Princess Haya decides against seeking third presidential term

FEI President Princess Haya, opensthe 2014 FEI Sports Forum in Lausanne, Switzerland. © FEI/Germain Arias-Schreiber
FEI President Princess Haya, opens the 2014 FEI Sports Forum in Lausanne, Switzerland. © FEI/Germain Arias-Schreiber

Princess Haya has decided against seeking a third term as FEI president.

She will step down at the General Assembly in Baku, Azerbaijan, early in December, after eight years in the role.

Her decision will surprise many national federations, which overwhelmingly backed a statute change late in April in Switzerland, opening the door for the princess to seek re-election for another four years.

In a statement, the princess expressed her gratitude for the support shown by national federations, including the statute change.

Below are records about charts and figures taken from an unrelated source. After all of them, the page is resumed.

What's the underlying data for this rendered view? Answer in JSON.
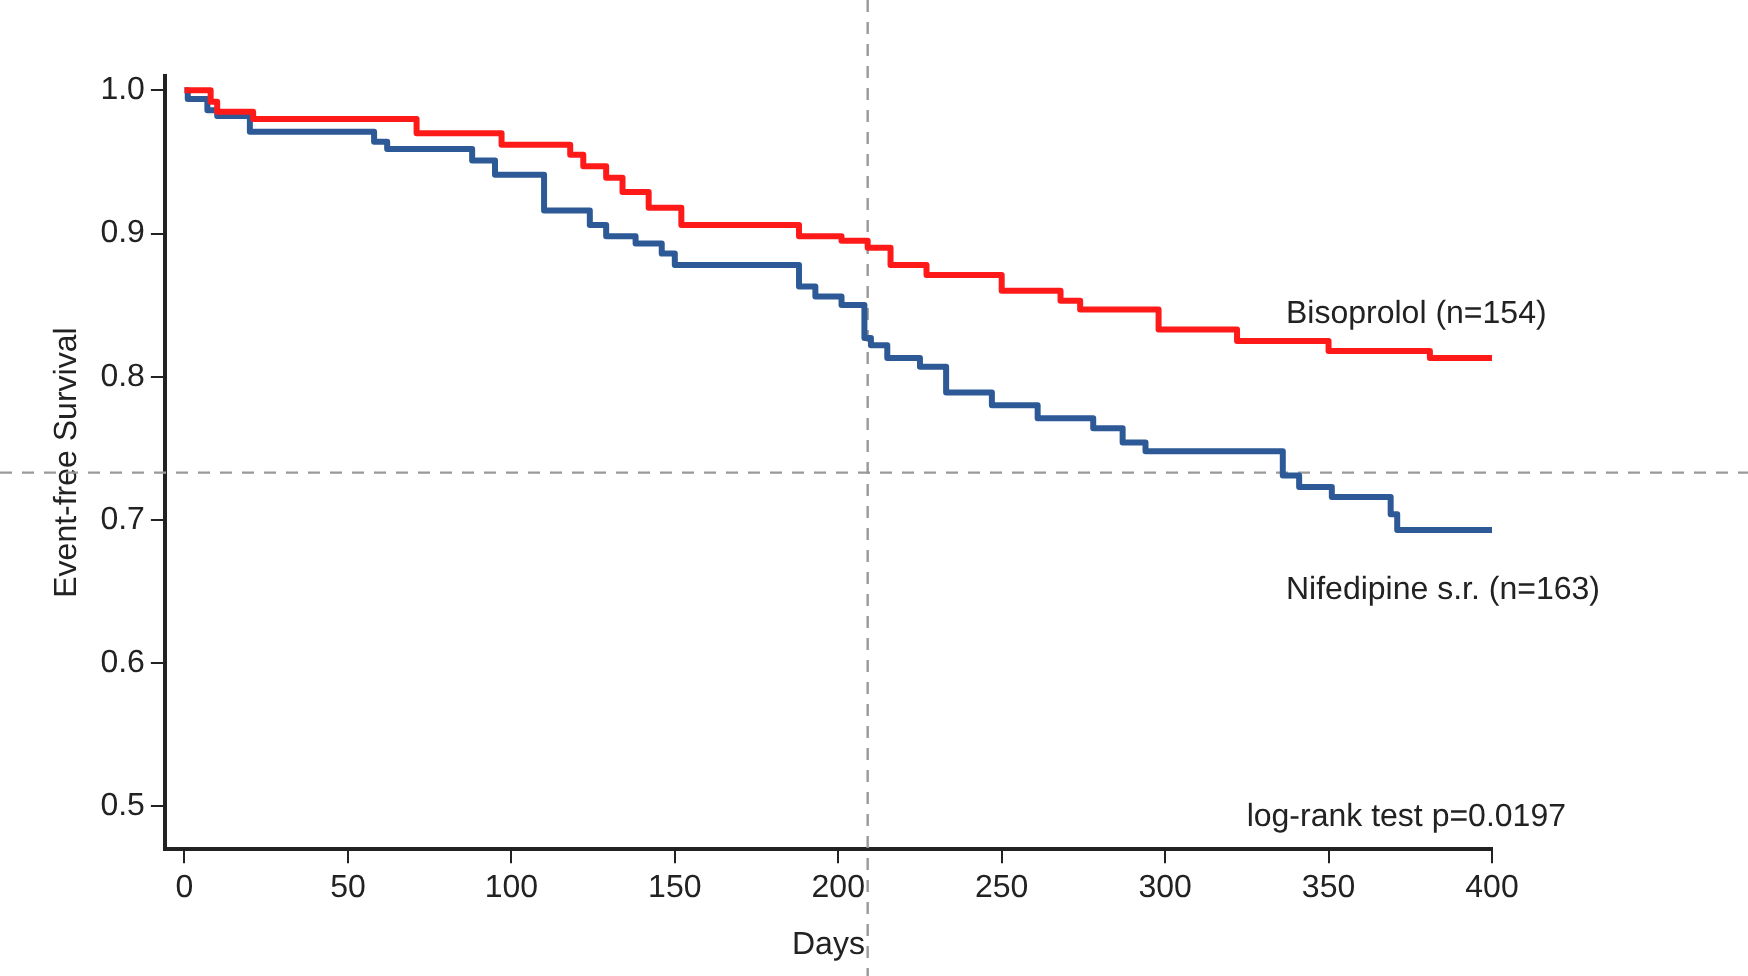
{
  "chart_data": {
    "type": "step",
    "xlabel": "Days",
    "ylabel": "Event-free Survival",
    "xlim": [
      -6,
      400
    ],
    "xticks": [
      0,
      50,
      100,
      150,
      200,
      250,
      300,
      350,
      400
    ],
    "ylim": [
      0.47,
      1.01
    ],
    "yticks": [
      {
        "value": 0.5,
        "label": "0.5"
      },
      {
        "value": 0.6,
        "label": "0.6"
      },
      {
        "value": 0.7,
        "label": "0.7"
      },
      {
        "value": 0.8,
        "label": "0.8"
      },
      {
        "value": 0.9,
        "label": "0.9"
      },
      {
        "value": 1.0,
        "label": "1.0"
      }
    ],
    "grid": false,
    "legend": false,
    "marker": "none",
    "line_style": "solid",
    "series": [
      {
        "name": "Bisoprolol (n=154)",
        "color": "#ff1a1a",
        "x": [
          0,
          8,
          10,
          21,
          71,
          97,
          118,
          122,
          129,
          134,
          142,
          152,
          188,
          201,
          209,
          216,
          227,
          250,
          268,
          274,
          298,
          322,
          350,
          381,
          400
        ],
        "values": [
          1.0,
          0.992,
          0.985,
          0.98,
          0.97,
          0.962,
          0.955,
          0.947,
          0.939,
          0.929,
          0.918,
          0.906,
          0.898,
          0.895,
          0.89,
          0.878,
          0.871,
          0.86,
          0.853,
          0.847,
          0.833,
          0.825,
          0.818,
          0.813,
          0.813
        ]
      },
      {
        "name": "Nifedipine s.r. (n=163)",
        "color": "#2d5a96",
        "x": [
          0,
          1,
          7,
          10,
          20,
          58,
          62,
          88,
          95,
          110,
          124,
          129,
          138,
          146,
          150,
          188,
          193,
          201,
          208,
          210,
          215,
          225,
          233,
          247,
          261,
          278,
          287,
          294,
          336,
          341,
          351,
          369,
          371,
          400
        ],
        "values": [
          1.0,
          0.994,
          0.986,
          0.982,
          0.971,
          0.964,
          0.959,
          0.951,
          0.941,
          0.916,
          0.906,
          0.898,
          0.893,
          0.886,
          0.878,
          0.863,
          0.856,
          0.85,
          0.827,
          0.822,
          0.813,
          0.807,
          0.789,
          0.78,
          0.771,
          0.764,
          0.754,
          0.748,
          0.731,
          0.723,
          0.716,
          0.704,
          0.693,
          0.693
        ]
      }
    ],
    "ref_lines": [
      {
        "axis": "x",
        "value": 209,
        "label": null,
        "color": "#999999",
        "line_style": "dashed"
      },
      {
        "axis": "y",
        "value": 0.733,
        "label": null,
        "color": "#999999",
        "line_style": "dashed"
      }
    ],
    "annotations": [
      "log-rank test p=0.0197"
    ]
  }
}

“Although I had always planned to leave office after this term, my resolve was weakened at the FEI General Assembly in 2013 when I was presented with a petition signed by 100 national federations calling for an Extraordinary General Assembly (EGA) to change the FEI statutes,” she said.

“I gave more thought to the possibility of a third term when the EGA voted to change the statutes to permit it.

“This demonstration of support was a humbling and truly huge moment in my life.

“And, as I weighed the possibilities in reaching this difficult decision, the gratitude and loyalty I felt to those who had been so faithful to me was paramount among the countless reasons compelling me to consider a third term.”

Princess Haya said she would have loved to have continued to build on progress made in the last eight years, saying it would have been “beyond exciting” for her.

“Having said all that, the factors that have led to my decision not to seek a third term are, for me, impossible to ignore.

“I committed to a term limit, and that commitment still weighs heavily on me. However, most importantly, as I said in the EGA, I needed to see if a third term would work with my family.

FEI president Princess Haya at the final conference of the CSIO Barcelona.
FEI president Princess Haya.

“As always, I continue to have the support of my family, and yet, I am painfully aware that their support for me comes at a cost for them.

“Fate took my own mother away from me when I was three years of age,” she said in reference to the 1977 helicopter crash that claimed the life of Queen Alia al-Hussein.

“That experience greatly influences my efforts to strike the right work-life balance with my own two young children. I have always managed this balance in the past, but recent events have made me question my ability to do so.

“The situation in my region is turbulent and desperate at the moment.

“You will understand that these are also my people and my family, so recently much of the work that I have balanced with my FEI presidency in the past has begun to make itself a first priority.

“In the last weeks, I have needed to put aside some of my work for the FEI to concentrate on humanitarian relief to Gaza and other work in that sector. And I feel that this is just the beginning.

“To fulfill my commitments to humanitarian work and to raise my children with the time to love them seems truly overwhelming; it is clear to me that I cannot in good faith promise to give my all in each of these areas while also continuing to be the hands-on president that the FEI needs and deserves.

“After agonising over these conflicting worries and desires, I realise that my decision cannot be put off any longer. For the good of the FEI and most of all, our community, this decision had to be reached in good time to allow the many excellent candidates to come forward.

“I have no doubt that the future of the FEI is solid. I am very proud of the many things we were able to achieve together during my time in office. I look forward to an election campaign focused on ideas for further improvements.

“I will now be in a position to focus totally on serving the FEI until my last minute in office and to leaving the house in the best order for my successor.”

In a letter that went out to national federations shortly before the release of her statement, she began: “No letter has ever been harder for me to write than this one.”

Princess Haya laid out the reasons for her decision in similar terms, and concluded: “I am terribly sorry if you feel that I am letting you down. I remain deeply honored to have had this position for eight years, and I hope you will understand my decision.”